Sindicato vai entrar com ação contra lei que incorpora 300 servidores do ISE ao quadro efetivo da Polícia Penal do AC

Sindicato vai entrar com ação contra lei que incorpora 300 servidores do ISE ao quadro efetivo da Polícia Penal do AC

PEC que muda a constituição do Acre foi promulgada nesta semana pelos deputados estaduais nessa sexta-feira (24) e causou descontentamento em servidores efetivos da Polícia Penal. Advogada afirma que não há base legal

Polêmica, a Proposta de Emenda a Constituição (PEC) que efetiva e incorpora os agentes provisórios do Instituto Socioeducativo do Acre (ISE) à Polícia Penal, foi promulgada nessa sexta-feira (24), mesmo com a tese já levantada pelo Sindicato que representa os policiais penais e também pelo líder do governo, deputado Pedro Longo, de que a mudança é inconstitucional.

Considerada uma PEC da Assembleia Legislativa do Acre (Aleac), por ter sido assinada por 18 dos 24 parlamentares, a mudança foi aprovada com 14 votos a favor, na última terça-feira (21).

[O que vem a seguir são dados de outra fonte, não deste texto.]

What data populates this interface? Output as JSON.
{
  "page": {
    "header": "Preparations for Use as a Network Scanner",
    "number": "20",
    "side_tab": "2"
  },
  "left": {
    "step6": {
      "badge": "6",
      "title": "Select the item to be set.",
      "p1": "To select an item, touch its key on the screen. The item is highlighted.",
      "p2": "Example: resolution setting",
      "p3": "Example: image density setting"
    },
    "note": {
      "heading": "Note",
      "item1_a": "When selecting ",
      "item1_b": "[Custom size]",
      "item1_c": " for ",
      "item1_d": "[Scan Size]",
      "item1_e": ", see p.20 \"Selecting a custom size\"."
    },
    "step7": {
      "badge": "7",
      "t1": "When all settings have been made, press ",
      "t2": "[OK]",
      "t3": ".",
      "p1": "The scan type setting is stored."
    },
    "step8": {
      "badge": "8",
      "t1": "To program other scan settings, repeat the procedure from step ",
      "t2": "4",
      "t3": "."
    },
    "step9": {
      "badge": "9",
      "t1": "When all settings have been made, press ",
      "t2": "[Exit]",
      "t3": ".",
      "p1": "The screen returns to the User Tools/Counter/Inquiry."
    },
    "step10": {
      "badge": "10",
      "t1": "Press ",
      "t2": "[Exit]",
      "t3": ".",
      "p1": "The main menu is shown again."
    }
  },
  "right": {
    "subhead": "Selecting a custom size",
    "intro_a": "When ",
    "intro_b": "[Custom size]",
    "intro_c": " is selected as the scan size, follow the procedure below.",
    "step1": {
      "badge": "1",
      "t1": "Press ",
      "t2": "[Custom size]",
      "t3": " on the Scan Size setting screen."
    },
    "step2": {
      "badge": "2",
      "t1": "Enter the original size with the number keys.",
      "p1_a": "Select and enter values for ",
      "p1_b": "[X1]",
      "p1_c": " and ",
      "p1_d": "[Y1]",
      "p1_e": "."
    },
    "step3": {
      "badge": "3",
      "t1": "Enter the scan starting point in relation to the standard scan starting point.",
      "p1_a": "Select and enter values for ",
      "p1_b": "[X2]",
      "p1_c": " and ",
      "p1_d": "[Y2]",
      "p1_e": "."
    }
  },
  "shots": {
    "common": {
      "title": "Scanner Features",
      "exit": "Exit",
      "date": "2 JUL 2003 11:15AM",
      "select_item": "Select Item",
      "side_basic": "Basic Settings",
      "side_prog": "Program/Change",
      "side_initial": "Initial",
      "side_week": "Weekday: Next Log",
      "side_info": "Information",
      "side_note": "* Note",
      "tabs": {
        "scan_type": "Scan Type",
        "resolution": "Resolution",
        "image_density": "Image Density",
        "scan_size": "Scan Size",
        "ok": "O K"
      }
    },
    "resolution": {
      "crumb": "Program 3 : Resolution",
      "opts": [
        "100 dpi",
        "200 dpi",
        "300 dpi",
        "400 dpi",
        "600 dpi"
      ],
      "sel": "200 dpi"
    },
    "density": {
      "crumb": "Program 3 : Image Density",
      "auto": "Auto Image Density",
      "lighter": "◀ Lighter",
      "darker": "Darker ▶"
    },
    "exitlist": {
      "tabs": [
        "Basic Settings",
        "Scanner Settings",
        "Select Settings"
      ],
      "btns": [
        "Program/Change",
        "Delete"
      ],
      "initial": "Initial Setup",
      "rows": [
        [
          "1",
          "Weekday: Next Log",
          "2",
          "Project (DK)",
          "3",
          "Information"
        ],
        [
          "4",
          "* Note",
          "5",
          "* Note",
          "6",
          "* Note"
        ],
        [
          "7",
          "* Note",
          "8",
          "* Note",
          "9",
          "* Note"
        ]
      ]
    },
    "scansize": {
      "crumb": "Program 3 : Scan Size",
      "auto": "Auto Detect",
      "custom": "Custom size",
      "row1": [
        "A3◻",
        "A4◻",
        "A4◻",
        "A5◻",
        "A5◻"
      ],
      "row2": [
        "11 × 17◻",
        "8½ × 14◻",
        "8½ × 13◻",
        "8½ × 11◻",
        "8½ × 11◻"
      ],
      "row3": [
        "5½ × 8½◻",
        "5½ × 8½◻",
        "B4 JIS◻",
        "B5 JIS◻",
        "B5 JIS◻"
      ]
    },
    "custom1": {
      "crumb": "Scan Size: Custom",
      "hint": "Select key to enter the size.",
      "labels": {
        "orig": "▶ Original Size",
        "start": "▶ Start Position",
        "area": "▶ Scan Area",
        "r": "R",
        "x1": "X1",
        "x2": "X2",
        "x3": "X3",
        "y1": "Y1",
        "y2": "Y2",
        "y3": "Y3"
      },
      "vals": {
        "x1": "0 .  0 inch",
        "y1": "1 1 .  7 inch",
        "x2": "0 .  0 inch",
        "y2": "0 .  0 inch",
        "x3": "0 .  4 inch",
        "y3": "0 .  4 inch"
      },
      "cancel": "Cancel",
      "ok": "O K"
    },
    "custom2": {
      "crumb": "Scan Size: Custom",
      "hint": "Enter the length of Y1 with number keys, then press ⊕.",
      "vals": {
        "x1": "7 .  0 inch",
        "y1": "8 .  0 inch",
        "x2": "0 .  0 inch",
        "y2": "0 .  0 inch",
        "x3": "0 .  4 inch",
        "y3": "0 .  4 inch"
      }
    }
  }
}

Dos 15 deputados presentes, apenas Pedro Longo votou contra.

A advogada Helcíria Albuquerque que conversou com o g1 sobre o caso, reforçou que se trata de medida inconstitucional e que ainda gera insegurança jurídica para o estado, sendo que abre precedentes para que outros provisórios busquem a efetivação aos quadros do estado sem a realização de concurso público.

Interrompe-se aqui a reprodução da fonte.